GAAR allows the tax department to disregard the structures that were created mainly to avoid tax, even if they appear legally valid on paper. Section 90(2A) of the Income Tax Act makes this clear. It gives GAAR the power to override tax treaty benefits. These treaties are meant to prevent double taxation, not to enable situations where tax is paid in neither country.

Tiger Global argued that GAAR should not apply because its investment was made before 1 April 2017, when GAAR came into effect. So, they should be protected or ‘grandfathered’ under the old rules.

The SC rejected this argument and made a chilling clarification that grandfathering protects genuine investments, not conduit or shell structures. What matters is not when the structure was created, but when the tax benefit is actually claimed. In this case, that happened at the 2018 exit, allowing GAAR to be applied.

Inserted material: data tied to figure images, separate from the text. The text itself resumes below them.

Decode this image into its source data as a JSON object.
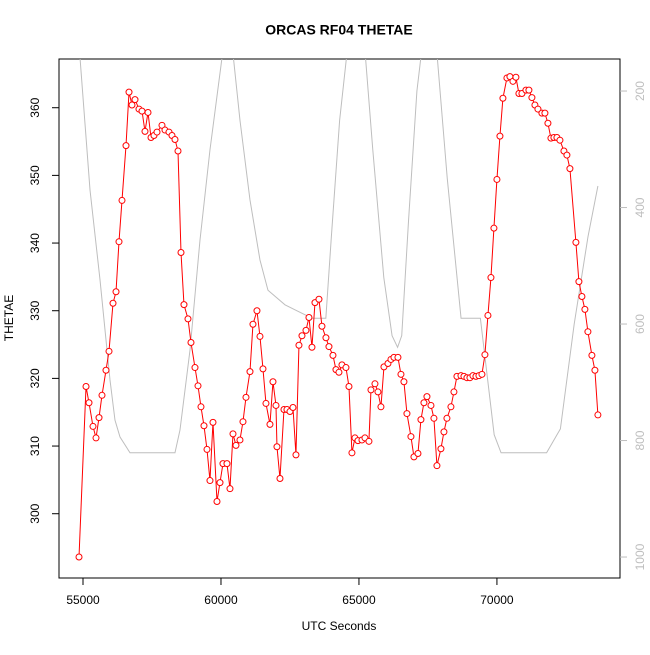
{
  "chart_data": {
    "type": "line",
    "title": "ORCAS RF04 THETAE",
    "xlabel": "UTC Seconds",
    "ylabel": "THETAE",
    "xlim": [
      54130,
      74460
    ],
    "ylim": [
      290.5,
      367.2
    ],
    "y2lim": [
      1036,
      145
    ],
    "xticks": [
      55000,
      60000,
      65000,
      70000
    ],
    "yticks": [
      300,
      310,
      320,
      330,
      340,
      350,
      360
    ],
    "y2ticks": [
      200,
      400,
      600,
      800,
      1000
    ],
    "series": [
      {
        "color": "#ff0000",
        "marker": "circle-open",
        "x": [
          54855,
          55109,
          55217,
          55362,
          55471,
          55580,
          55688,
          55833,
          55942,
          56087,
          56196,
          56304,
          56413,
          56558,
          56667,
          56775,
          56884,
          57029,
          57138,
          57246,
          57355,
          57464,
          57572,
          57681,
          57862,
          57971,
          58116,
          58225,
          58333,
          58442,
          58551,
          58659,
          58804,
          58913,
          59058,
          59167,
          59275,
          59384,
          59493,
          59601,
          59710,
          59855,
          59964,
          60072,
          60217,
          60326,
          60435,
          60543,
          60688,
          60797,
          60906,
          61051,
          61159,
          61304,
          61413,
          61522,
          61630,
          61775,
          61884,
          61993,
          62029,
          62138,
          62283,
          62391,
          62500,
          62609,
          62717,
          62826,
          62935,
          63080,
          63188,
          63297,
          63406,
          63551,
          63659,
          63804,
          63913,
          64058,
          64167,
          64275,
          64384,
          64529,
          64638,
          64746,
          64855,
          64964,
          65109,
          65217,
          65362,
          65435,
          65580,
          65688,
          65797,
          65906,
          66051,
          66159,
          66268,
          66413,
          66522,
          66630,
          66739,
          66884,
          66993,
          67138,
          67246,
          67355,
          67464,
          67609,
          67717,
          67826,
          67971,
          68080,
          68188,
          68333,
          68442,
          68551,
          68696,
          68804,
          68913,
          69022,
          69130,
          69239,
          69348,
          69457,
          69565,
          69674,
          69783,
          69891,
          70000,
          70109,
          70217,
          70362,
          70471,
          70580,
          70688,
          70797,
          70906,
          71051,
          71159,
          71268,
          71377,
          71486,
          71630,
          71739,
          71848,
          71957,
          72065,
          72174,
          72283,
          72428,
          72536,
          72645,
          72862,
          72971,
          73080,
          73188,
          73297,
          73442,
          73551,
          73659
        ],
        "values": [
          293.6,
          318.8,
          316.4,
          312.9,
          311.2,
          314.2,
          317.5,
          321.2,
          324.0,
          331.1,
          332.8,
          340.2,
          346.3,
          354.4,
          362.3,
          360.4,
          361.2,
          359.8,
          359.5,
          356.5,
          359.3,
          355.6,
          355.9,
          356.4,
          357.4,
          356.7,
          356.4,
          355.9,
          355.3,
          353.6,
          338.6,
          330.9,
          328.8,
          325.3,
          321.6,
          318.9,
          315.8,
          313.0,
          309.5,
          304.9,
          313.5,
          301.8,
          304.6,
          307.4,
          307.4,
          303.7,
          311.8,
          310.1,
          310.9,
          313.6,
          317.2,
          321.0,
          328.0,
          330.0,
          326.2,
          321.4,
          316.3,
          313.2,
          319.5,
          316.0,
          309.9,
          305.2,
          315.4,
          315.4,
          315.1,
          315.7,
          308.7,
          324.9,
          326.3,
          327.1,
          329.0,
          324.6,
          331.2,
          331.7,
          327.7,
          326.0,
          324.7,
          323.4,
          321.3,
          320.9,
          322.0,
          321.6,
          318.8,
          309.0,
          311.2,
          310.8,
          310.9,
          311.2,
          310.7,
          318.3,
          319.2,
          318.0,
          315.8,
          321.7,
          322.2,
          322.8,
          323.1,
          323.1,
          320.6,
          319.5,
          314.8,
          311.4,
          308.4,
          308.9,
          313.9,
          316.4,
          317.3,
          316.0,
          314.1,
          307.1,
          309.6,
          312.1,
          314.1,
          315.8,
          318.0,
          320.3,
          320.4,
          320.3,
          320.1,
          320.1,
          320.4,
          320.3,
          320.4,
          320.6,
          323.5,
          329.3,
          334.9,
          342.2,
          349.4,
          355.8,
          361.4,
          364.4,
          364.6,
          363.9,
          364.5,
          362.1,
          362.1,
          362.6,
          362.6,
          361.5,
          360.4,
          359.8,
          359.2,
          359.2,
          357.7,
          355.5,
          355.6,
          355.6,
          355.2,
          353.6,
          353.0,
          351.0,
          340.1,
          334.3,
          332.1,
          330.2,
          326.9,
          323.4,
          321.2,
          314.6
        ]
      },
      {
        "color": "#bebebe",
        "axis": "y2",
        "x": [
          54855,
          55254,
          55616,
          55978,
          56159,
          56341,
          56703,
          58333,
          58514,
          58877,
          59239,
          59601,
          60100,
          60400,
          60688,
          61051,
          61413,
          61703,
          62319,
          62700,
          63300,
          63800,
          64000,
          64300,
          64600,
          65200,
          65500,
          65900,
          66200,
          66400,
          66550,
          66800,
          67100,
          67300,
          67800,
          68200,
          68700,
          69400,
          69900,
          70150,
          71800,
          72300,
          72800,
          73300,
          73659
        ],
        "values": [
          120,
          370,
          524,
          696,
          765,
          794,
          821,
          821,
          782,
          645,
          456,
          301,
          120,
          120,
          250,
          387,
          490,
          542,
          567,
          576,
          590,
          590,
          450,
          250,
          120,
          120,
          300,
          520,
          620,
          640,
          620,
          420,
          200,
          120,
          120,
          350,
          590,
          590,
          790,
          821,
          821,
          780,
          600,
          450,
          363
        ]
      }
    ]
  }
}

Accordingly, if the government believes that your structure was designed primarily to avoid tax, it has the sovereign power to disregard treaty protections, ignore your claimed residency, and tax the transaction in India.

That power, the Court said, is not something India is willing to give up.

What does this ruling mean for investors?

If you are an investor or a business owner, this judgment isn’t just about Tiger Global. It signals that the “check-the-box” era of tax planning is over. Here’s what investors should take away:

  1. Ghost entities are risky: If your Mauritius or Singapore company has no people, no office and no local activity, it is likely to attract attention.

  2. The ‘Why’ matters as much as the structure: You must be able to explain the commercial purpose of your setup. “Because it’s tax-free” is no longer a defensible position.

  3. Reviewing the old investments: Don’t assume old investments are safe. The tax authorities are looking at your exit today, not just your entry years ago.

Investors should take this opportunity to review their offshore structures, especially older ones and assess them through the lens of substance, not just paperwork.